The Supreme Court emphasised that, in today's world, tax treaties must be interpreted in the light of the commercial globalisation which, in turn, requires an interpretation of applicable legislation consistent with this new reality, having regard to the substance of the new business activity models. The Supreme Court therefore said the facts deemed to have been proven by the instance court and the relative confusion entailed by this view between the activities of the subsidiary itself and those of the non-resident group company.
The position taken in connection with the notion of a dependent agent is even clearer and more innovative. The judgments reinterpreted the concept of an agent acting for the account of an enterprise, with powers of attorney to contract in the name and for the account of the said enterprise. Despite the wording of Article 5 of the Spain-Ireland tax treaty and of domestic Spanish legislation, the Supreme Court upheld the position taken by the tax authorities and affirmed that representation does not have to be direct. Instead, it is sufficient for the agent to be able to execute agreements under which the economic consequences are binding on the non-resident entity, even if the commission agent acts in its own name vis-à-vis third parties.
The Supreme Court consciously distanced itself from the position taken by other foreign courts, in particular, by the French Council of State in the Zimmer case of March 31 2010. If the commission agent is economically dependent and the internal relationships between the principal and the commission agent are binding on the principal, the commission agent is, in the opinion of the Spanish courts, actually acting in the name of its principal.
In this context, the Supreme Court also takes the view that international taxation should seek the equitable allocation of business profits among the states, in a globalised market on which multinational companies attempt to transfer the profits obtained in other states to a state with lower taxation.

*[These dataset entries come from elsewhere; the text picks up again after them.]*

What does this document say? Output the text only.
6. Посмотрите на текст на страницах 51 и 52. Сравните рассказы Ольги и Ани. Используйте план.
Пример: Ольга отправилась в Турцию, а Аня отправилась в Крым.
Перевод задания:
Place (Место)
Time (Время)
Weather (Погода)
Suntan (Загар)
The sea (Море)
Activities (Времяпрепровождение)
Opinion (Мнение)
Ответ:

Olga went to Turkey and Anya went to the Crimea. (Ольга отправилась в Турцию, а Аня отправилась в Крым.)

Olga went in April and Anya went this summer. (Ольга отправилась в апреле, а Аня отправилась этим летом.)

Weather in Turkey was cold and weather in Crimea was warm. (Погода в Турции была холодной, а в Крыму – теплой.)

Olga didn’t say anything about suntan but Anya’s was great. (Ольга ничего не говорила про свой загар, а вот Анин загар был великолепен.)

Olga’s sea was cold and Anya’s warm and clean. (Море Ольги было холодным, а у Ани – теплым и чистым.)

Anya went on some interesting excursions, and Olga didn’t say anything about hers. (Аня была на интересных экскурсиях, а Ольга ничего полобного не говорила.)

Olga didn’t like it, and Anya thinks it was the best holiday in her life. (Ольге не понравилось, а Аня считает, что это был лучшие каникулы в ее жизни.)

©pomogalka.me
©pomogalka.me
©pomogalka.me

For this very reason, a strict, literal or static interpretation can no longer be given to tax treaties.
Thus, in its judgment, the Spanish Supreme Court followed the course it initiated with the judgments of January 12 2012 and June 18 2014, sharing the view taken by the tax authorities in favour of a flexible interpretation of Article 5 of the tax treaties and a broad use of the PE provision in Spain, as well as denying treatment as ancillary or preparatory activities to the complex presence in Spain of multinational groups through commission, sales promotion or toll manufacturing structures.
Lastly, in all such cases, the debate on how much income is to be allocated to the presumed PE has become secondary, given that the starting point was a situation in which the non-resident entity denied that it had a PE. The tax authorities determined the tax base on the sales made in Spain through the resident subsidiary. We are already well aware of the difficulties inherent in the functional analysis of an establishment deemed to exist by virtue of the tasks carried out by a resident subsidiary. The latest efforts of the OECD in the context of Action 7 of the BEPS Project highlight these difficulties most notably, especially when avoiding confusion between the compensation of the PE and that of the resident subsidiary itself.